第121話 異世界転生って
「ナカガワさん、ご無沙汰しています」
「久しぶり。まさか海を渡ってくるとはね! 訪ねてきてくれて嬉しいよ。よくここが分かったね」
「はい。『日本食タクマ』というお店で聞きました」
「ああ、タクマさんの店か! あそこはうちのメンバーもよく使うから。

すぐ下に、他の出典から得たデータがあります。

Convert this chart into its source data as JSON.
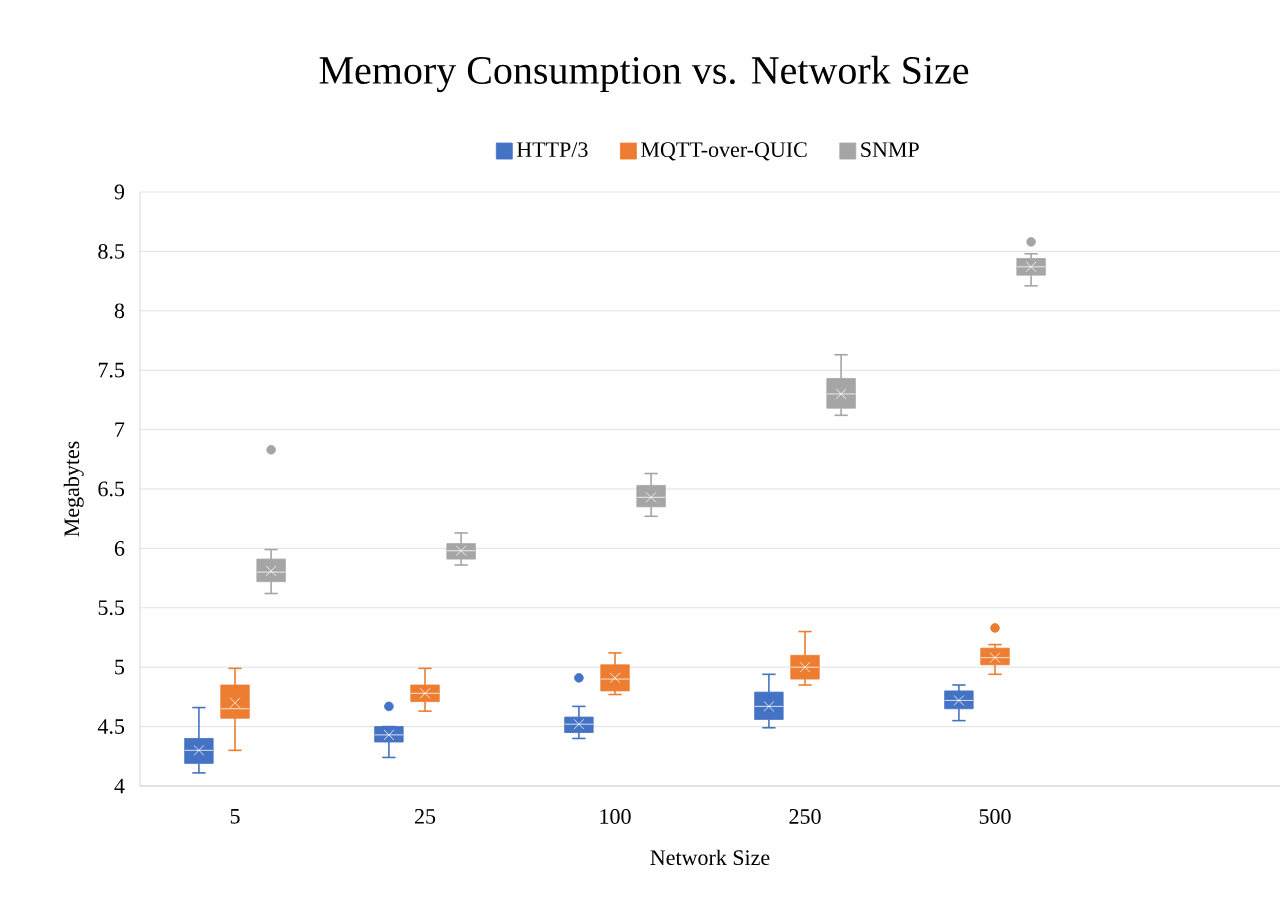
{
  "chart_data": {
    "type": "box",
    "title": "Memory Consumption vs. Network Size",
    "xlabel": "Network Size",
    "ylabel": "Megabytes",
    "categories": [
      "5",
      "25",
      "100",
      "250",
      "500"
    ],
    "ylim": [
      4,
      9
    ],
    "yticks": [
      4,
      4.5,
      5,
      5.5,
      6,
      6.5,
      7,
      7.5,
      8,
      8.5,
      9
    ],
    "grid": "y",
    "legend": "top",
    "series": [
      {
        "name": "HTTP/3",
        "color": "#4472c4",
        "boxes": [
          {
            "low": 4.11,
            "q1": 4.19,
            "median": 4.3,
            "q3": 4.4,
            "high": 4.66,
            "mean": 4.3
          },
          {
            "low": 4.24,
            "q1": 4.37,
            "median": 4.43,
            "q3": 4.5,
            "high": 4.5,
            "mean": 4.43,
            "outliers": [
              4.67
            ]
          },
          {
            "low": 4.4,
            "q1": 4.45,
            "median": 4.52,
            "q3": 4.58,
            "high": 4.67,
            "mean": 4.52,
            "outliers": [
              4.91
            ]
          },
          {
            "low": 4.49,
            "q1": 4.56,
            "median": 4.67,
            "q3": 4.79,
            "high": 4.94,
            "mean": 4.67
          },
          {
            "low": 4.55,
            "q1": 4.65,
            "median": 4.72,
            "q3": 4.8,
            "high": 4.85,
            "mean": 4.72
          }
        ]
      },
      {
        "name": "MQTT-over-QUIC",
        "color": "#ed7d31",
        "boxes": [
          {
            "low": 4.3,
            "q1": 4.57,
            "median": 4.65,
            "q3": 4.85,
            "high": 4.99,
            "mean": 4.7
          },
          {
            "low": 4.63,
            "q1": 4.71,
            "median": 4.78,
            "q3": 4.85,
            "high": 4.99,
            "mean": 4.78
          },
          {
            "low": 4.77,
            "q1": 4.8,
            "median": 4.9,
            "q3": 5.02,
            "high": 5.12,
            "mean": 4.91
          },
          {
            "low": 4.85,
            "q1": 4.9,
            "median": 5.0,
            "q3": 5.1,
            "high": 5.3,
            "mean": 5.0
          },
          {
            "low": 4.94,
            "q1": 5.02,
            "median": 5.08,
            "q3": 5.16,
            "high": 5.19,
            "mean": 5.08,
            "outliers": [
              5.33
            ]
          }
        ]
      },
      {
        "name": "SNMP",
        "color": "#a5a5a5",
        "boxes": [
          {
            "low": 5.62,
            "q1": 5.72,
            "median": 5.8,
            "q3": 5.91,
            "high": 5.99,
            "mean": 5.81,
            "outliers": [
              6.83
            ]
          },
          {
            "low": 5.86,
            "q1": 5.91,
            "median": 5.98,
            "q3": 6.04,
            "high": 6.13,
            "mean": 5.98
          },
          {
            "low": 6.27,
            "q1": 6.35,
            "median": 6.43,
            "q3": 6.53,
            "high": 6.63,
            "mean": 6.43
          },
          {
            "low": 7.12,
            "q1": 7.18,
            "median": 7.3,
            "q3": 7.43,
            "high": 7.63,
            "mean": 7.3
          },
          {
            "low": 8.21,
            "q1": 8.3,
            "median": 8.37,
            "q3": 8.44,
            "high": 8.48,
            "mean": 8.37,
            "outliers": [
              8.58
            ]
          }
        ]
      }
    ]
  }
}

ん? もしかしてそっちの人って――――」
「キャー!! 何で子犬がこんなとこいんの!? マジ可愛いんだけど!」
「何あれ、エグっ! 可愛さエグ過ぎじゃん!!」
シュンタの言葉を二人の女性がかき消した。
広間にいた女性二人が、クロに気づいて駆け寄ってきた。
どちらも二十歳前後の女性で、長い髪は明るく染めていて、目はパッチリとメイクしている。
(ギャル? へえ、こっちにも化粧品とかあるのか)
ミズトはどうでもいいことに感心しながら、珍しく対応に戸惑っているクロと目が合った。
「ホントだ、子犬がいんやん!」
「マジで子犬だし!」
「子犬がいるとか、ヤバッ!」
二人の女性の言葉に他の若者たちもクロに気づき、さらに集まりだした。
ミズトは一瞬、クロを助け出そうか迷ったが、既に手遅れと感じて諦めた。
それをクロが理解したのか、仕方なさそうに集まった若者たちの相手を始めた。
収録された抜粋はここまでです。